10.5 Notices. All notices or questions concerning this Agreement should be directed to TapResearch as follows:

To TapResearch: TapResearch Inc.
Attn: Legal
1001 Laurel Street, Suite B
San Carlos, CA 94070
U.S.A.

10.6 Entire Agreement; Counterparts. This Agreement and all Ordering Documents (if any) set forth the entire agreement between TapResearch and Customer, and supersedes any and all prior or contemporaneous communications, negotiations, representations, commitments, writings and agreements, whether oral or written, with respect to the subject matter contained herein. Any different or additional terms on Customer's purchase order or similar document, whether dated before or after the date of this Agreement, are expressly rejected. This Agreement may only be altered or modified by written instrument duly executed by both parties. An executed version of this Agreement that is scanned and delivered via email or fax, will, for all purposes be deemed an original. This Agreement may be executed in two or more counterparts, each of which shall be an original and together which shall constitute one and the same instrument.

10.7 Records and Inspections. Customer will maintain all data, records, books, logs, manuals, policies, processes, controls and all other information relating to Customer’s performance (collectively, “Records”). TapResearch reserves the right to request, inspect and/or audit the Records at any time upon advance notice (email acceptable) to Customer. If any underpayment is discovered, Customer will refund to TapResearch the amount of the underpayment. Customer will also reimburse TapResearch for all reasonable expenses incurred in discovering the underpayment if: (a) the underpayment is five percent (5%) or more of the fees payable by Customer with respect to the applicable Services; or (b) it is discovered that Customer has materially failed to maintain accurate records in accordance with this Section 10.7.

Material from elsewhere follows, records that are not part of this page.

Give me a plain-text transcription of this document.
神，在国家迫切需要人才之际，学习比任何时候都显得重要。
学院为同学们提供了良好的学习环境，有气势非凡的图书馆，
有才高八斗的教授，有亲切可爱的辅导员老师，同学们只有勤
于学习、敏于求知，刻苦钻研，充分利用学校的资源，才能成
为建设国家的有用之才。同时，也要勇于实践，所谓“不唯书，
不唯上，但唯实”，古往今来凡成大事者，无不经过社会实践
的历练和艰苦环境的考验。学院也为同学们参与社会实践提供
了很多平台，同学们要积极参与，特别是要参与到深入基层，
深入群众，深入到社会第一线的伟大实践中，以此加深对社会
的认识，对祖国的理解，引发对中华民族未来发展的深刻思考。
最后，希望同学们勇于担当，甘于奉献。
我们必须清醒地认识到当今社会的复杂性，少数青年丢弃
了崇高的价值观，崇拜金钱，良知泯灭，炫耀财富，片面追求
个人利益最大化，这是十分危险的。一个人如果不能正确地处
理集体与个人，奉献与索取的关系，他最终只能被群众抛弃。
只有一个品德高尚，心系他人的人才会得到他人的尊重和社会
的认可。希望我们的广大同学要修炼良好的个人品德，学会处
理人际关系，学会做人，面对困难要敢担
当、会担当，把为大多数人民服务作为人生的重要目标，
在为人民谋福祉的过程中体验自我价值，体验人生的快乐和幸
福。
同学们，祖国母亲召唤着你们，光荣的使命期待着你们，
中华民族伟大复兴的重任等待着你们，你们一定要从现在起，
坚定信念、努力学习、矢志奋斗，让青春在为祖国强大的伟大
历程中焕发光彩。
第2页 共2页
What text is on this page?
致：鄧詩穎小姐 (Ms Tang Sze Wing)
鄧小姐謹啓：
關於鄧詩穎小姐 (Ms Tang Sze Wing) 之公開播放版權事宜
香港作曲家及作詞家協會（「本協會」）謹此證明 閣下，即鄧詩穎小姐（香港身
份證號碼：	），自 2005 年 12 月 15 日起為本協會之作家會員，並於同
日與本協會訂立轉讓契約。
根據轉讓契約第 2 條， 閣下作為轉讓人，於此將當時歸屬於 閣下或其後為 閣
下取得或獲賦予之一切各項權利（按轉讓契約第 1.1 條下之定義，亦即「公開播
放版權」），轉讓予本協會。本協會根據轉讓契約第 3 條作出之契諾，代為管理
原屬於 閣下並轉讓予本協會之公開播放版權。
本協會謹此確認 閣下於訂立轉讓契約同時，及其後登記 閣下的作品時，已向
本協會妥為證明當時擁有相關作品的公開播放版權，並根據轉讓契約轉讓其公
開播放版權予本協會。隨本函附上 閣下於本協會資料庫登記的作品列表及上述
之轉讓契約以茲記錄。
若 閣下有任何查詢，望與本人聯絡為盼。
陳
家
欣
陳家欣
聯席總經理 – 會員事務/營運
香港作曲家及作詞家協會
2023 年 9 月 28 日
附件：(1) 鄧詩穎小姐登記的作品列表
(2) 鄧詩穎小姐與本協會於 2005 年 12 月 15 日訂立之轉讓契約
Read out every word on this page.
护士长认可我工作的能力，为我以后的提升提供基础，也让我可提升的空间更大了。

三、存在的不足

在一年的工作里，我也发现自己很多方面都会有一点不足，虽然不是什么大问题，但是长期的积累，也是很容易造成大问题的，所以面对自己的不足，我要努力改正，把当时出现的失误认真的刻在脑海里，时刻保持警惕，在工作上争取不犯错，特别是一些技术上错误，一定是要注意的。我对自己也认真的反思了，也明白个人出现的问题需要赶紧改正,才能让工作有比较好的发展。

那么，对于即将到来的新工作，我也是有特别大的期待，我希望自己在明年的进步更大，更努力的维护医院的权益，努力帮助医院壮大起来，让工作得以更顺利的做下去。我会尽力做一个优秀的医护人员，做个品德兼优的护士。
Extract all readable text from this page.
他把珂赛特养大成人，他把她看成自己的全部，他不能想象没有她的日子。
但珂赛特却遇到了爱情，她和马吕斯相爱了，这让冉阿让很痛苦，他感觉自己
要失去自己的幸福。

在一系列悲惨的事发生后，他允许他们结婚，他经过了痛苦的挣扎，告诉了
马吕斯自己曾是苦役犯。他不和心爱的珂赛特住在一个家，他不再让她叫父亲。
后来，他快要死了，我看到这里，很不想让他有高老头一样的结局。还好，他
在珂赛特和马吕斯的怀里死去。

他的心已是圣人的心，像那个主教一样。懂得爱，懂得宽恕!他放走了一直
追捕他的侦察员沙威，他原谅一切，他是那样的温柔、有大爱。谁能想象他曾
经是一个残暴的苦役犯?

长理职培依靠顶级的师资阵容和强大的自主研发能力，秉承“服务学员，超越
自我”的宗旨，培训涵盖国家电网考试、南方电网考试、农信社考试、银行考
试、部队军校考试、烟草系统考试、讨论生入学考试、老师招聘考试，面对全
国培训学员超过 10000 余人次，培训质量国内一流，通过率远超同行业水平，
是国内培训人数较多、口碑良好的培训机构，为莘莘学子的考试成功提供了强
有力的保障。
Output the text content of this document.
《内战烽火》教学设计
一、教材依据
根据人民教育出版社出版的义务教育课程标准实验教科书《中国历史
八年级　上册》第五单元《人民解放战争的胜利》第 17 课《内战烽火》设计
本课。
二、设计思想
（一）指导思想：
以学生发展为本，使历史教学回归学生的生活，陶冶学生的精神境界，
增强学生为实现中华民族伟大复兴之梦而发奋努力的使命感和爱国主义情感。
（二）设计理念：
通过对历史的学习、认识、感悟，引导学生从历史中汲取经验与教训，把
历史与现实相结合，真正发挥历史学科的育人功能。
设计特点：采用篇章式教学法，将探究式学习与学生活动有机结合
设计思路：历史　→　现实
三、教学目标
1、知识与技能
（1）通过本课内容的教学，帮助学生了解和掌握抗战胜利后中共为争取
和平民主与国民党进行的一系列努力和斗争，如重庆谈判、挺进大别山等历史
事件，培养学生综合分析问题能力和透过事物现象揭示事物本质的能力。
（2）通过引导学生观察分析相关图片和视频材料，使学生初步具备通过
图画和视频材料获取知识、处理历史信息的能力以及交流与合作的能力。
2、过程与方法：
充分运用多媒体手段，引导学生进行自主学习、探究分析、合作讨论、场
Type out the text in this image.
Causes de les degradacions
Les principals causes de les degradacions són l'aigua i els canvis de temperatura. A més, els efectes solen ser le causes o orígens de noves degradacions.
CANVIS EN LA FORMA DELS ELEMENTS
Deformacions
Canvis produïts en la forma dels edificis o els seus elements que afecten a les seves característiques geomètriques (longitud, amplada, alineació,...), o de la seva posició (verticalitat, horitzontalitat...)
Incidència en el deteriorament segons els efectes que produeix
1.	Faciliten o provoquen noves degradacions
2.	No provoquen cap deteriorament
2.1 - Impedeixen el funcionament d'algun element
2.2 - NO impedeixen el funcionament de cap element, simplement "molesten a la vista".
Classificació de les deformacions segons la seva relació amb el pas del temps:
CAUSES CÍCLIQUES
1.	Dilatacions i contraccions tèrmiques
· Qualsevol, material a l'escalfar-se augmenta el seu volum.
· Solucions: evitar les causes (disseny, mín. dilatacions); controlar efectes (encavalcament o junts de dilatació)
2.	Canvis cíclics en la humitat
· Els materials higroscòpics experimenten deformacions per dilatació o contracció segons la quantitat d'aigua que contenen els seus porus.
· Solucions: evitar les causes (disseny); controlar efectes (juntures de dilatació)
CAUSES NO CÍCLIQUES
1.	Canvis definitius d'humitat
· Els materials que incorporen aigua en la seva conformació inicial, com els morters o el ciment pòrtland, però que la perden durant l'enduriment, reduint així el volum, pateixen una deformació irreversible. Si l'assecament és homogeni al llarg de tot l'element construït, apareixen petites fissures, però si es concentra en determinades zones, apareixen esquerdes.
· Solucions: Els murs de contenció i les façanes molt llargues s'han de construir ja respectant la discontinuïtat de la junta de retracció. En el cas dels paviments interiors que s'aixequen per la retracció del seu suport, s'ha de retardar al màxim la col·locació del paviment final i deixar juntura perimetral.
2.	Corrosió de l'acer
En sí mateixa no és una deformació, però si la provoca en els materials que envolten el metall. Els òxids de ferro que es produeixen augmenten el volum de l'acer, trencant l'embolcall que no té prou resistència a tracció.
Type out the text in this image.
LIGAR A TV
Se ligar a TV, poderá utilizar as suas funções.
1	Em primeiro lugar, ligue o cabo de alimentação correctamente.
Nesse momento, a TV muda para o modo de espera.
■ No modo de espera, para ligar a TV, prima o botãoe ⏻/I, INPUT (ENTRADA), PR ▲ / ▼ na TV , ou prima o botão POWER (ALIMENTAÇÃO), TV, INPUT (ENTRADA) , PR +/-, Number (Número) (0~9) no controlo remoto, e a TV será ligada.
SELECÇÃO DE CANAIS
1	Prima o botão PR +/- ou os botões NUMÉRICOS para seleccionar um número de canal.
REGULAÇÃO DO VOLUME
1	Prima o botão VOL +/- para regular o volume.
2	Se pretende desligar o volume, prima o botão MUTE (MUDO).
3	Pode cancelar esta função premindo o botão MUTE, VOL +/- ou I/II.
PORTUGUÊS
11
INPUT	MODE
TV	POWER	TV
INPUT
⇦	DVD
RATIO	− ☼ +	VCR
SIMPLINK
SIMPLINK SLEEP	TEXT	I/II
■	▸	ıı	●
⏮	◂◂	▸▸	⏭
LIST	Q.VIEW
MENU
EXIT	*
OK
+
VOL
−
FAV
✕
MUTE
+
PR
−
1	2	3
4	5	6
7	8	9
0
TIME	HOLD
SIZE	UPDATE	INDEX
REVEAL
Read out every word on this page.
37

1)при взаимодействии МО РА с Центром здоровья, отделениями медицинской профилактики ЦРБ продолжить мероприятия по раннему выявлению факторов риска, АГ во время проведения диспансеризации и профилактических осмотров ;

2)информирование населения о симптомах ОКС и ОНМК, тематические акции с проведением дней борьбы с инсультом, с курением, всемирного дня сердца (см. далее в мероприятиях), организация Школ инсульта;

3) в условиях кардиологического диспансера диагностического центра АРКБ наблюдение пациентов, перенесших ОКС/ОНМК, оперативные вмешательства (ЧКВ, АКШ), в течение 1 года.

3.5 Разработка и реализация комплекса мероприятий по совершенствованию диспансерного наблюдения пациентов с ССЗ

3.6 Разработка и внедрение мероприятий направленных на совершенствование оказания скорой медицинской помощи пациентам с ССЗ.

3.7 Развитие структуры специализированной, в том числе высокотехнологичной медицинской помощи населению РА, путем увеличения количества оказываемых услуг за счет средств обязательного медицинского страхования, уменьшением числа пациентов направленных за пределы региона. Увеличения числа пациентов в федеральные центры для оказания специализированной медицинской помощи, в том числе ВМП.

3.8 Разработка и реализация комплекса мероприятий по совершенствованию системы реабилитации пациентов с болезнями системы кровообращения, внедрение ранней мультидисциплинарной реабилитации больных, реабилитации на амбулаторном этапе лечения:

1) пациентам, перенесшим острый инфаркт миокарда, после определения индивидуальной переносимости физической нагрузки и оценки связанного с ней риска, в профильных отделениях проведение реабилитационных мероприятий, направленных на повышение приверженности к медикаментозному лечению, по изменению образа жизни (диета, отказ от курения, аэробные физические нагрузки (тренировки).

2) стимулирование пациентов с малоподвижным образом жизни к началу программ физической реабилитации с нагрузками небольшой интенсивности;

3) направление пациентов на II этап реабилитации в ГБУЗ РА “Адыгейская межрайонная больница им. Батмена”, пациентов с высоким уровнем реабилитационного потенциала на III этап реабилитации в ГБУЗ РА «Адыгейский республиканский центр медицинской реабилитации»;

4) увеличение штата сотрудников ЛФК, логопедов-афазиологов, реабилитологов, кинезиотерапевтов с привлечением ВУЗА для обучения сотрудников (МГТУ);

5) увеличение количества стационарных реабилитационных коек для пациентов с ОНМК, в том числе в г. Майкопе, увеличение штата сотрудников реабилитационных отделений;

10.8 Relationship of the Parties. The parties are independent contractors hereunder. Nothing in this Agreement will be construed to create a partnership, joint venture, or agency relationship between the parties.

10.9 Assignment. Customer may not transfer or assign any of Customer’s rights or licenses granted to Customer hereunder, whether in whole or in part, without first obtaining the prior written consent of TapResearch, and any attempt to do so will be null and void. TapResearch may assign or transfer this Agreement at any time without Customer’s consent.

10.10 Severability. If a provision of this Agreement is held invalid under any applicable law, such invalid provision shall be deemed modified to the extent necessary to make it valid and enforceable to reflect the original intent of the parties, or, if such provision cannot be so modified, it shall be removed from this Agreement without affecting any other provision of this Agreement.

10.11 No Third Party Beneficiaries. Except for each party’s permitted successors and assigns, there are no third party beneficiaries under this Agreement, and no term of this Agreement shall be enforceable by any person that is not a party hereto.

10.12 Interpretation. In the event of a dispute between the parties, this Agreement will not be construed for or against either party, but will be interpreted in a manner consistent with the intent of the parties as evidenced by the terms of this Agreement.